Twitter reportedly readying music discovery service after quietly acquiring We Are Hunted [update]

Twitter reportedly readying music discovery service after quietly acquiring We Are Hunted [update]

Twitter has reportedly acquired the We Are Hunted music discovery service and is planning to release a new app focused on music, according to Cnet.

The app will supposedly be called Twitter Music and is expected to arrive on iOS as soon as the end of this month. Cnet claims that SoundCloud will provide the music streaming, while music recommendations will be customized based on Twitter accounts.

We’ve reached out to Twitter and We Are Hunted for comment, but Cnet seems to be pretty sure of itself here.
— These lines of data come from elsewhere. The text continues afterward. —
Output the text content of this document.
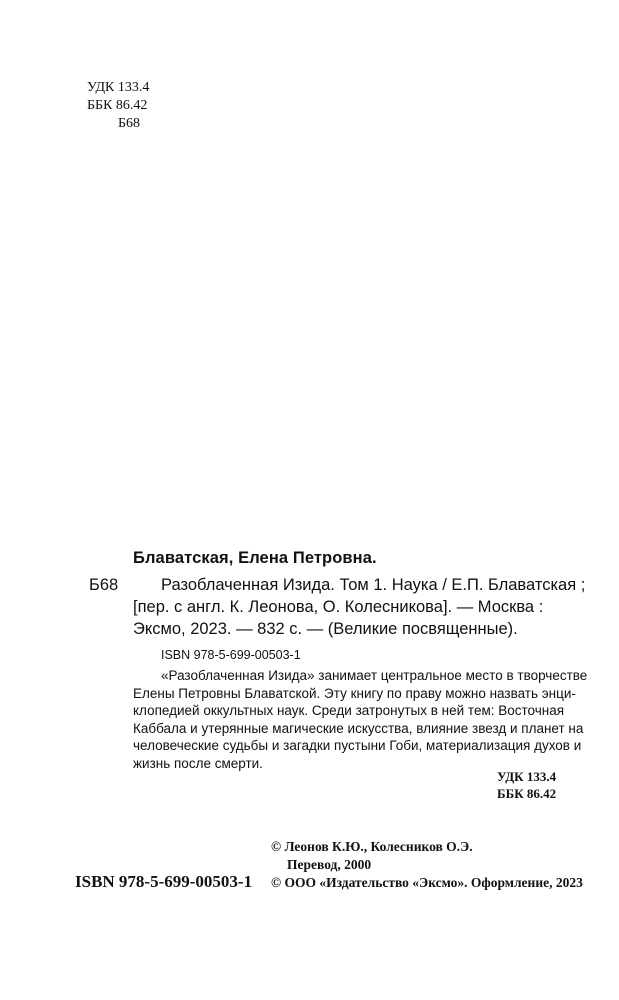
УДК 133.4
ББК 86.42
Б68
Блаватская, Елена Петровна.
Б68	Разоблаченная Изида. Том 1. Наука / Е.П. Блаватская ;
[пер. с англ. К. Леонова, О. Колесникова]. — Москва :
Эксмо, 2023. — 832 с. — (Великие посвященные).
ISBN 978-5-699-00503-1
«Разоблаченная Изида» занимает центральное место в творчестве
Елены Петровны Блаватской. Эту книгу по праву можно назвать энци-
клопедией оккультных наук. Среди затронутых в ней тем: Восточная
Каббала и утерянные магические искусства, влияние звезд и планет на
человеческие судьбы и загадки пустыни Гоби, материализация духов и
жизнь после смерти.
УДК 133.4
ББК 86.42
© Леонов К.Ю., Колесников О.Э.
Перевод, 2000
ISBN 978-5-699-00503-1 © ООО «Издательство «Эксмо». Оформление, 2023
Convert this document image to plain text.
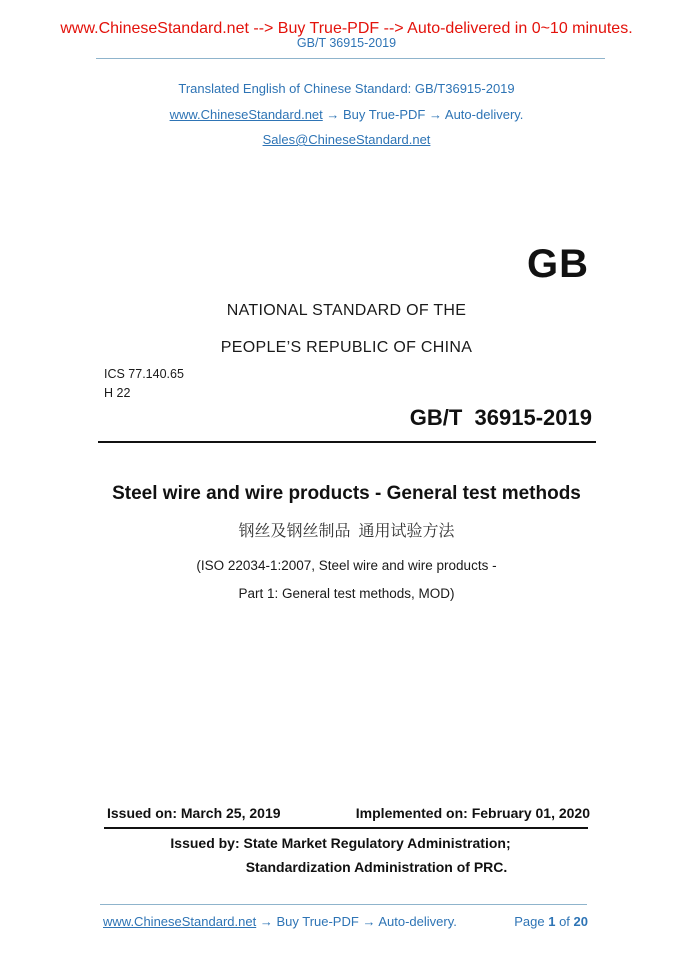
www.ChineseStandard.net --> Buy True-PDF --> Auto-delivered in 0~10 minutes.
GB/T 36915-2019
Translated English of Chinese Standard: GB/T36915-2019
www.ChineseStandard.net → Buy True-PDF → Auto-delivery.
Sales@ChineseStandard.net
GB
NATIONAL STANDARD OF THE
PEOPLE’S REPUBLIC OF CHINA
ICS 77.140.65
H 22
GB/T  36915-2019
Steel wire and wire products - General test methods
钢丝及钢丝制品  通用试验方法
(ISO 22034-1:2007, Steel wire and wire products -
Part 1: General test methods, MOD)
Issued on: March 25, 2019	Implemented on: February 01, 2020
Issued by: State Market Regulatory Administration;
Standardization Administration of PRC.
www.ChineseStandard.net → Buy True-PDF → Auto-delivery.	Page 1 of 20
According to the site, the app has four tabs for Suggested music, a #NowPlaying section that tracks the hashtag among your followers, Popular and Emerging.

We Are Hunted was founded in 2008 and specializes in pulling trending music from “blogs, social media, message boars and P2P networks.”

Screen Shot 2013-03-13 at 10.40.33 AM

If accurate, the move from Twitter would be an aggressive step in its emergence as a full-fledged media company. The company branched out into video in January with the release of the Vine short video sharing app.

With Spotify, Pandora and Rdio all jockeying for listeners’ attention, the online music space feels a lot like a club right now: hot and crowded with a whole lot of movement going on. Still, no clear leader has emerged and it’s not too late for Twitter to strike up the tune.

Music discovery would actually be a nice fit for Twitter, since all the cool kids are already tweeting about the music they like. Twitter itself has inspired third-party music services like Twitmusic, so the concept is already a proven one. Music is also likely to be an easier vertical to monetize, so a new service/app could offer a more stable business model than promoted tweets and other feed-based advertising schemes.

Twitter’s main service has already reached critical mass, so spinning out separate services that take advantage of users’ feeds and reach has loads of potential, even if it comes as many of the platform’s third-party developers are discouraged by the company’s API policy. We’ll definitely be listening for what’s coming next.

Update: We Are Hunted’s site is currently down. It’s probably just a temporary outage, but we’ve contacted the company just to be sure.